Collaboration: A high level of collaboration is required among clinicians who fully incorporate behavioral health specialists into a patient’s care team and process. These valuable specialists include social workers, psychiatrists, psychologists, and other licensed clinical professionals.


Integration: Fully integrated care fills a critical gap in the traditional healthcare system by providing high-touch, behaviorally informed, coordinated medical attention. By specializing towards a patient's social needs, integrated care ensures patients don’t fall through the cracks of a dispassionate and often convoluted system.


Navigation: Every member in the model is personally welcomed and guided through goal-setting exercises to align the care team with that member.
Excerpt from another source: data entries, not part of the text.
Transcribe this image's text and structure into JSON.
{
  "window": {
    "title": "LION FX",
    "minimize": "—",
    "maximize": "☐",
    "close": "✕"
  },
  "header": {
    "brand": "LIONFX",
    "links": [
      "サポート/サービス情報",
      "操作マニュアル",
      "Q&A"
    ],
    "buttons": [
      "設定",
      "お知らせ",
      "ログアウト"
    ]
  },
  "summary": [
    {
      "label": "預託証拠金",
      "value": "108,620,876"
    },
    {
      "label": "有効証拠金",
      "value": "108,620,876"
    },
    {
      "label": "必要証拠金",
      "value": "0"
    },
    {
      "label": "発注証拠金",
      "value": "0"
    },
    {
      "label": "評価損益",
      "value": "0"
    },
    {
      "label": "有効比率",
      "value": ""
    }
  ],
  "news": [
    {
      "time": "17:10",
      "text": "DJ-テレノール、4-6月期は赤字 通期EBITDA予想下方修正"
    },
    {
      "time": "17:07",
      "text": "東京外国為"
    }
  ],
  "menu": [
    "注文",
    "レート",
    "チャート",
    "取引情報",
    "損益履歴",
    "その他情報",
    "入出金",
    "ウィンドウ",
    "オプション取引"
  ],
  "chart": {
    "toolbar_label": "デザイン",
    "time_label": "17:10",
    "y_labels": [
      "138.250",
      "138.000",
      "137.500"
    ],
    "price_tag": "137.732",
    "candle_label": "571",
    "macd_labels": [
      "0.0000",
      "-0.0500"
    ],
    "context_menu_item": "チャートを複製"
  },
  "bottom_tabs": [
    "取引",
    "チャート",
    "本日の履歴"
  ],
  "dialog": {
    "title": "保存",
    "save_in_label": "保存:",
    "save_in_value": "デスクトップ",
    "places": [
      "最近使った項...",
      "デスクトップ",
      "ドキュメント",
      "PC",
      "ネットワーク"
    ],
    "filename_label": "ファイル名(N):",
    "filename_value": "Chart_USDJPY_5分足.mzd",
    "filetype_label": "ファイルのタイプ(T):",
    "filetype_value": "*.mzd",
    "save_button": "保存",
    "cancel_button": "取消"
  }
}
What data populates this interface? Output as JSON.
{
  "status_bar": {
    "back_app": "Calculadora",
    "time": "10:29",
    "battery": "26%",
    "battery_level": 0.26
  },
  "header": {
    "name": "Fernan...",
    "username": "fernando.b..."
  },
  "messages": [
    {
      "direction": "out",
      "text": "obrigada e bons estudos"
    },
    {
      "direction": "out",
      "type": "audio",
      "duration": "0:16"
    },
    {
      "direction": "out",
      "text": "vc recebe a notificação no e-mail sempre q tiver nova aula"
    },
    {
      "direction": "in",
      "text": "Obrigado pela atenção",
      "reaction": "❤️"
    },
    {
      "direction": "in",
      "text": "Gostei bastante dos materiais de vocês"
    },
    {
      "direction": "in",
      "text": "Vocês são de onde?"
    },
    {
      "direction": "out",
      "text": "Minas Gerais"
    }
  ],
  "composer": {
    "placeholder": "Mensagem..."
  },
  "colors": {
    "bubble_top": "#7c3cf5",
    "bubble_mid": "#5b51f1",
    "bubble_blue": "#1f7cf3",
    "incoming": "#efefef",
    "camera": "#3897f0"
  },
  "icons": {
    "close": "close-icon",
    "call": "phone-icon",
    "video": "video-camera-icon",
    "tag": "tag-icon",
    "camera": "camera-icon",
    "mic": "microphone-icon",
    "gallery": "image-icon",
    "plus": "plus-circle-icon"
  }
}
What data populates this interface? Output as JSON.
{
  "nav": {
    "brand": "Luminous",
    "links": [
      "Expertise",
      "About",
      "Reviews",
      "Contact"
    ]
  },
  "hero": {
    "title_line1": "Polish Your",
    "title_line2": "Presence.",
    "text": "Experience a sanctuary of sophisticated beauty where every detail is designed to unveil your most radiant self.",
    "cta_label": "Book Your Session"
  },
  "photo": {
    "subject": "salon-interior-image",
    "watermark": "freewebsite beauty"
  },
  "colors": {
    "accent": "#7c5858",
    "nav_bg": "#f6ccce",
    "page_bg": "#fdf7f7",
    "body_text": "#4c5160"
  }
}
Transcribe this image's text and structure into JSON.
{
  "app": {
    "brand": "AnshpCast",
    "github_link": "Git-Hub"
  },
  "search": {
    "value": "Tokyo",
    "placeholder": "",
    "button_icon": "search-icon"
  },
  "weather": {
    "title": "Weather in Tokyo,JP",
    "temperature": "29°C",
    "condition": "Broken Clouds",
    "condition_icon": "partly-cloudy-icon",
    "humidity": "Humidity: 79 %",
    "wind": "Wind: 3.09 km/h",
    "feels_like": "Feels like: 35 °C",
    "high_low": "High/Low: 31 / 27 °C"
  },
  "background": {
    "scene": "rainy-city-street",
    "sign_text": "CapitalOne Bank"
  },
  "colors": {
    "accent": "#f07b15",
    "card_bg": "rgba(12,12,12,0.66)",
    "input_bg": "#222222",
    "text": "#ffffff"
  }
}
The care team will then use Belong Health’s data-led analytics tools to assess the patient’s risk across clinical, behavioral, and social domains and to, accordingly, identify key drivers of poor health outcomes and target interventions.


Analytics Platform

By understanding the practice patterns and performance of the clinical assets that interact with members within their community, Belong Health can appropriately serve our members’ medical, pharmacological, financial, and social needs. To develop a view of each member’s unique care needs, we will aggregate claims data, network rosters, and risk and gap reporting from our partners. These data can be visualized into clinical and administrative dashboards that provide users with quality logic and with trained machine learning and artificial intelligence models which automatically promote the top actionable opportunities and insights to the user. No major health insurance company in the market uses such technology to inform decisions at scale.


Technology

In service of our care model, it is of utmost importance that we have extensive capabilities to ingest, clean, normalize, and distribute various data types — including but not limited to Administrative (claims, eligibility), Clinical (ADT, CCDA), and Socioeconomic data — in near real-time. Our entire technology architecture is conceptualized with this core principle in mind.


Our focus on platform flexibility will allow us to integrate with our partners and seamlessly exchange data to develop key insights that we may deliver directly to the point of service. One of the main drivers of differentiation in our model will be our set of superior and market-proven practices around comprehensive and frequent member documentation.

Conclusion

Building a nationwide Medicare Advantage platform is no small task – and Belong Health is taking the appropriate steps to ensure a solid foundation is built. Belong Health is eager and ready to help regional health plans to deliver the most innovative care models in the nation – ones that comfortably fit the specific needs of their communities and are fully in service to their members.